Au Maroc, la culture du cannabis s'étend. Elle touche désormais plus de 100 000 hectares et déborde du Rif, au sud et dans l'Ouest où elle atteint presque Tanger. Ce qui équivaut à une production annuelle de 2 000 à 2 500 tonnes selon les conditions climatiques. Cet accroissement de la production est dû à la demande européenne : 80 à 90 % du cannabis consommé en France vient du Maroc. Cette année, trois semaines après la récolte, tout était vendu, même le haschisch de mauvaise qualité, coupé. Par ailleurs, le sous-développement de la région et de l'ensemble du Maroc attire de plus en plus de gens vers la terre : certains reviennent même de Tanger pour cultiver du chanvre, faute d'avoir trouvé un emploi en ville. Enfin, il y a une certaine décontraction du pouvoir sous Mohammed VI. Il n'y a jamais eu de répression dans le Rif, mais sous Hassan II, Basri, le ministre de l'Intérieur, apparaissait chaque année à la télé au moment des semences pour menacer. Il y avait davantage de barrages routiers, de rackets et de contrôles dans le Rif. Et quelques condamnations exemplaires de narcotouristes. Aujourd'hui, ces pressions ont disparu. Les paysans se sentent autorisés à cultiver : on voit des plants au bord des routes. Et des gens qui en proposent partout.

Par quelle voie le cannabis est-il acheminé en Europe ?

Des collecteurs viennent acheter directement la marchandise aux paysans. Et puis, il y a aussi les ânes qui sont dressés pour rejoindre seuls dans la montagne des laboratoires où la poudre de haschisch est transformée en résine. Après, la drogue passe par bateau : les trafiquants utilisent des go fast, des canots pneumatiques avec des moteurs de 500 chevaux qui transportent jusqu'à 1 500 kilos. Et ce à partir des ports de Oued-Lalou, Martil et Bou-Ahmed. Certains bateaux vont directement en Espagne jusqu'à Malaga, d'autres transbordent la marchandise en mer sur des yachts. Les commanditaires vivent à Tanger, à Rabat et sur la Costa del Sol espagnole. Autre circuit : les camions qui descendent vers les ports du Sud, Agadir, Essaouira, et parfois jusqu'à Dakar où une cargaison de 6 tonnes a été saisie en 2000. Enfin, il y a les avions et les hélicoptères venus d'Espagne. On le sait, car l'un d'eux s'est crashé dans le Rif récemment.

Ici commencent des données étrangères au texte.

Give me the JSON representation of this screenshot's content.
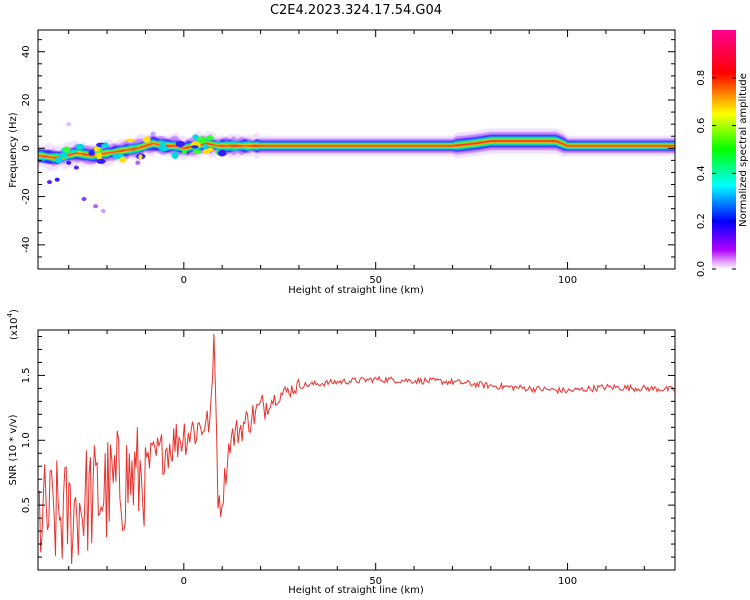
{
  "title": "C2E4.2023.324.17.54.G04",
  "chart_data": [
    {
      "type": "heatmap",
      "xlabel": "Height of straight line (km)",
      "ylabel": "Frequency (Hz)",
      "xlim": [
        -38,
        128
      ],
      "ylim": [
        -50,
        49
      ],
      "xticks": [
        0,
        50,
        100
      ],
      "yticks": [
        -40,
        -20,
        0,
        20,
        40
      ],
      "colorbar": {
        "label": "Normalized spectral amplitude",
        "range": [
          0,
          1
        ],
        "ticks": [
          "0.0",
          "0.2",
          "0.4",
          "0.6",
          "0.8"
        ],
        "colors": [
          "#ffffff",
          "#a000ff",
          "#0000ff",
          "#00ffff",
          "#00ff00",
          "#ffff00",
          "#ff0000",
          "#ff0090"
        ]
      },
      "ridge": {
        "x": [
          -38,
          -33,
          -28,
          -24,
          -20,
          -16,
          -12,
          -8,
          -5,
          -2,
          0,
          3,
          6,
          9,
          12,
          16,
          20,
          30,
          40,
          50,
          60,
          70,
          76,
          80,
          90,
          97,
          100,
          110,
          120,
          128
        ],
        "y": [
          -3,
          -4,
          -2,
          -3,
          -2,
          -1,
          0,
          2,
          1,
          1,
          0,
          1,
          2,
          1,
          1,
          1,
          1,
          1,
          1,
          1,
          1,
          1,
          2,
          3,
          3,
          3,
          1,
          1,
          1,
          1
        ]
      }
    },
    {
      "type": "line",
      "xlabel": "Height of straight line (km)",
      "ylabel": "SNR (10 * v/v)",
      "y_multiplier": "(x10",
      "y_multiplier_exponent": "4",
      "y_multiplier_close": ")",
      "xlim": [
        -38,
        128
      ],
      "ylim": [
        0.0,
        1.85
      ],
      "xticks": [
        0,
        50,
        100
      ],
      "yticks": [
        "0.5",
        "1.0",
        "1.5"
      ],
      "series": [
        {
          "color": "#e8312d",
          "trend_x": [
            -38,
            -30,
            -25,
            -20,
            -15,
            -12,
            -8,
            -4,
            0,
            4,
            7,
            8,
            9,
            10,
            12,
            15,
            20,
            25,
            30,
            40,
            50,
            60,
            70,
            80,
            90,
            100,
            110,
            120,
            128
          ],
          "trend_y": [
            0.4,
            0.42,
            0.55,
            0.6,
            0.7,
            0.7,
            0.85,
            0.95,
            1.05,
            1.1,
            1.15,
            1.8,
            0.45,
            0.55,
            1.0,
            1.1,
            1.25,
            1.35,
            1.42,
            1.45,
            1.47,
            1.46,
            1.45,
            1.42,
            1.4,
            1.38,
            1.41,
            1.4,
            1.39
          ]
        }
      ]
    }
  ]
}
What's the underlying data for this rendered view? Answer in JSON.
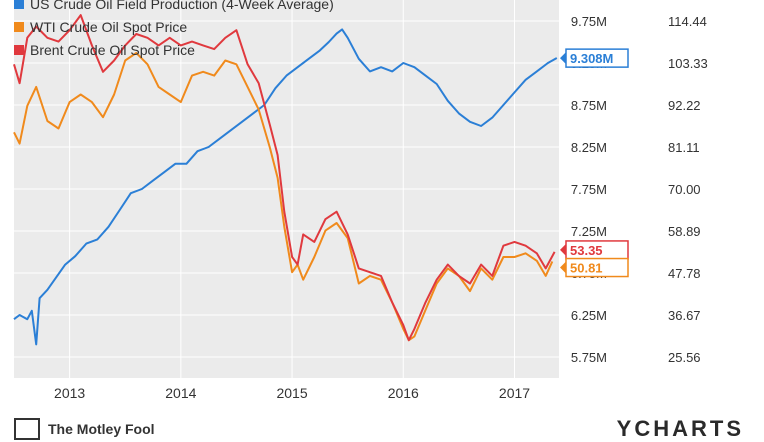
{
  "legend": {
    "items": [
      {
        "label": "US Crude Oil Field Production (4-Week Average)",
        "color": "#2b7fd6"
      },
      {
        "label": "WTI Crude Oil Spot Price",
        "color": "#f08a1c"
      },
      {
        "label": "Brent Crude Oil Spot Price",
        "color": "#e0393e"
      }
    ]
  },
  "footer": {
    "brand": "The Motley Fool",
    "source": "YCHARTS"
  },
  "chart_data": {
    "type": "line",
    "x_ticks": [
      "2013",
      "2014",
      "2015",
      "2016",
      "2017"
    ],
    "left_axis_ticks": [
      "9.75M",
      "9.25M",
      "8.75M",
      "8.25M",
      "7.75M",
      "7.25M",
      "6.75M",
      "6.25M",
      "5.75M"
    ],
    "right_axis_ticks": [
      "114.44",
      "103.33",
      "92.22",
      "81.11",
      "70.00",
      "58.89",
      "47.78",
      "36.67",
      "25.56"
    ],
    "left_ylim": [
      5.5,
      10.0
    ],
    "right_ylim": [
      20.0,
      120.0
    ],
    "end_labels": {
      "production": "9.308M",
      "brent": "53.35",
      "wti": "50.81"
    },
    "series": [
      {
        "name": "US Crude Oil Field Production (4-Week Average)",
        "axis": "left",
        "color": "#2b7fd6",
        "points": [
          [
            2012.5,
            6.2
          ],
          [
            2012.55,
            6.25
          ],
          [
            2012.62,
            6.2
          ],
          [
            2012.66,
            6.3
          ],
          [
            2012.7,
            5.9
          ],
          [
            2012.73,
            6.45
          ],
          [
            2012.8,
            6.55
          ],
          [
            2012.88,
            6.7
          ],
          [
            2012.96,
            6.85
          ],
          [
            2013.05,
            6.95
          ],
          [
            2013.15,
            7.1
          ],
          [
            2013.25,
            7.15
          ],
          [
            2013.35,
            7.3
          ],
          [
            2013.45,
            7.5
          ],
          [
            2013.55,
            7.7
          ],
          [
            2013.65,
            7.75
          ],
          [
            2013.75,
            7.85
          ],
          [
            2013.85,
            7.95
          ],
          [
            2013.95,
            8.05
          ],
          [
            2014.05,
            8.05
          ],
          [
            2014.15,
            8.2
          ],
          [
            2014.25,
            8.25
          ],
          [
            2014.35,
            8.35
          ],
          [
            2014.45,
            8.45
          ],
          [
            2014.55,
            8.55
          ],
          [
            2014.65,
            8.65
          ],
          [
            2014.75,
            8.75
          ],
          [
            2014.85,
            8.95
          ],
          [
            2014.95,
            9.1
          ],
          [
            2015.05,
            9.2
          ],
          [
            2015.15,
            9.3
          ],
          [
            2015.25,
            9.4
          ],
          [
            2015.33,
            9.5
          ],
          [
            2015.4,
            9.6
          ],
          [
            2015.45,
            9.65
          ],
          [
            2015.5,
            9.55
          ],
          [
            2015.6,
            9.3
          ],
          [
            2015.7,
            9.15
          ],
          [
            2015.8,
            9.2
          ],
          [
            2015.9,
            9.15
          ],
          [
            2016.0,
            9.25
          ],
          [
            2016.1,
            9.2
          ],
          [
            2016.2,
            9.1
          ],
          [
            2016.3,
            9.0
          ],
          [
            2016.4,
            8.8
          ],
          [
            2016.5,
            8.65
          ],
          [
            2016.6,
            8.55
          ],
          [
            2016.7,
            8.5
          ],
          [
            2016.8,
            8.6
          ],
          [
            2016.9,
            8.75
          ],
          [
            2017.0,
            8.9
          ],
          [
            2017.1,
            9.05
          ],
          [
            2017.2,
            9.15
          ],
          [
            2017.3,
            9.25
          ],
          [
            2017.38,
            9.31
          ]
        ]
      },
      {
        "name": "WTI Crude Oil Spot Price",
        "axis": "right",
        "color": "#f08a1c",
        "points": [
          [
            2012.5,
            85
          ],
          [
            2012.55,
            82
          ],
          [
            2012.62,
            92
          ],
          [
            2012.7,
            97
          ],
          [
            2012.8,
            88
          ],
          [
            2012.9,
            86
          ],
          [
            2013.0,
            93
          ],
          [
            2013.1,
            95
          ],
          [
            2013.2,
            93
          ],
          [
            2013.3,
            89
          ],
          [
            2013.4,
            95
          ],
          [
            2013.5,
            104
          ],
          [
            2013.6,
            106
          ],
          [
            2013.7,
            103
          ],
          [
            2013.8,
            97
          ],
          [
            2013.9,
            95
          ],
          [
            2014.0,
            93
          ],
          [
            2014.1,
            100
          ],
          [
            2014.2,
            101
          ],
          [
            2014.3,
            100
          ],
          [
            2014.4,
            104
          ],
          [
            2014.5,
            103
          ],
          [
            2014.6,
            97
          ],
          [
            2014.7,
            91
          ],
          [
            2014.8,
            81
          ],
          [
            2014.87,
            73
          ],
          [
            2014.93,
            60
          ],
          [
            2015.0,
            48
          ],
          [
            2015.05,
            50
          ],
          [
            2015.1,
            46
          ],
          [
            2015.2,
            52
          ],
          [
            2015.3,
            59
          ],
          [
            2015.4,
            61
          ],
          [
            2015.5,
            57
          ],
          [
            2015.6,
            45
          ],
          [
            2015.7,
            47
          ],
          [
            2015.8,
            46
          ],
          [
            2015.9,
            40
          ],
          [
            2016.0,
            33
          ],
          [
            2016.05,
            30
          ],
          [
            2016.1,
            31
          ],
          [
            2016.2,
            38
          ],
          [
            2016.3,
            45
          ],
          [
            2016.4,
            49
          ],
          [
            2016.5,
            47
          ],
          [
            2016.6,
            43
          ],
          [
            2016.7,
            49
          ],
          [
            2016.8,
            46
          ],
          [
            2016.9,
            52
          ],
          [
            2017.0,
            52
          ],
          [
            2017.1,
            53
          ],
          [
            2017.2,
            51
          ],
          [
            2017.28,
            47
          ],
          [
            2017.34,
            50.81
          ]
        ]
      },
      {
        "name": "Brent Crude Oil Spot Price",
        "axis": "right",
        "color": "#e0393e",
        "points": [
          [
            2012.5,
            103
          ],
          [
            2012.55,
            98
          ],
          [
            2012.62,
            110
          ],
          [
            2012.7,
            113
          ],
          [
            2012.8,
            110
          ],
          [
            2012.9,
            109
          ],
          [
            2013.0,
            112
          ],
          [
            2013.1,
            116
          ],
          [
            2013.2,
            108
          ],
          [
            2013.3,
            101
          ],
          [
            2013.4,
            104
          ],
          [
            2013.5,
            108
          ],
          [
            2013.6,
            111
          ],
          [
            2013.7,
            110
          ],
          [
            2013.8,
            108
          ],
          [
            2013.9,
            110
          ],
          [
            2014.0,
            108
          ],
          [
            2014.1,
            109
          ],
          [
            2014.2,
            108
          ],
          [
            2014.3,
            107
          ],
          [
            2014.4,
            110
          ],
          [
            2014.5,
            112
          ],
          [
            2014.6,
            103
          ],
          [
            2014.7,
            98
          ],
          [
            2014.8,
            87
          ],
          [
            2014.87,
            79
          ],
          [
            2014.93,
            64
          ],
          [
            2015.0,
            52
          ],
          [
            2015.05,
            50
          ],
          [
            2015.1,
            58
          ],
          [
            2015.2,
            56
          ],
          [
            2015.3,
            62
          ],
          [
            2015.4,
            64
          ],
          [
            2015.5,
            58
          ],
          [
            2015.6,
            49
          ],
          [
            2015.7,
            48
          ],
          [
            2015.8,
            47
          ],
          [
            2015.9,
            40
          ],
          [
            2016.0,
            34
          ],
          [
            2016.05,
            30
          ],
          [
            2016.1,
            33
          ],
          [
            2016.2,
            40
          ],
          [
            2016.3,
            46
          ],
          [
            2016.4,
            50
          ],
          [
            2016.5,
            47
          ],
          [
            2016.6,
            45
          ],
          [
            2016.7,
            50
          ],
          [
            2016.8,
            47
          ],
          [
            2016.9,
            55
          ],
          [
            2017.0,
            56
          ],
          [
            2017.1,
            55
          ],
          [
            2017.2,
            53
          ],
          [
            2017.28,
            49
          ],
          [
            2017.36,
            53.35
          ]
        ]
      }
    ]
  }
}
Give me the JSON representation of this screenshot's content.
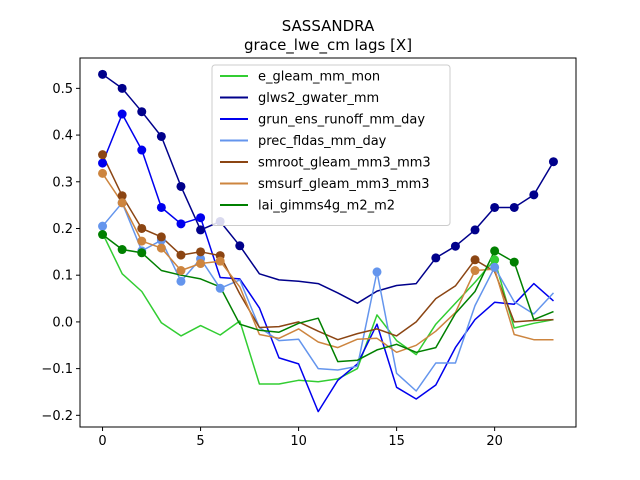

Votre rapport met en lumière les conséquences sociales de cette culture...

Le cannabis détruit la structure tribale et familiale : les chefs ne sont plus les barbes blanches mais les trafiquants qui sont riches. Les enfants envoient promener leurs parents parce qu'ils ont de l'argent. Ils passent leur temps à rechercher des clients. Résultat : les compétences agricoles ne se transmettent plus entre les générations. On note par ailleurs une progression de l'analphabétisme dans la région. Et une multiplication des conflits de voisinage pour ces terres : le cannabis rapporte huit à douze fois plus que le raisin ou le miel qui demandent beaucoup de soin. Et jusqu'à quarante fois plus que les céréales. En outre, comme les gens produisent de moins en moins de cultures vivrières, ils vont tout acheter au marché et s'endettent. Sur place, les ONG ont observé un cycle dans l'économie locale : après la récolte en juin, on flambe, ensuite il y a un équilibre, et puis on se serre de plus en plus la ceinture, et au printemps, c'est la dèche.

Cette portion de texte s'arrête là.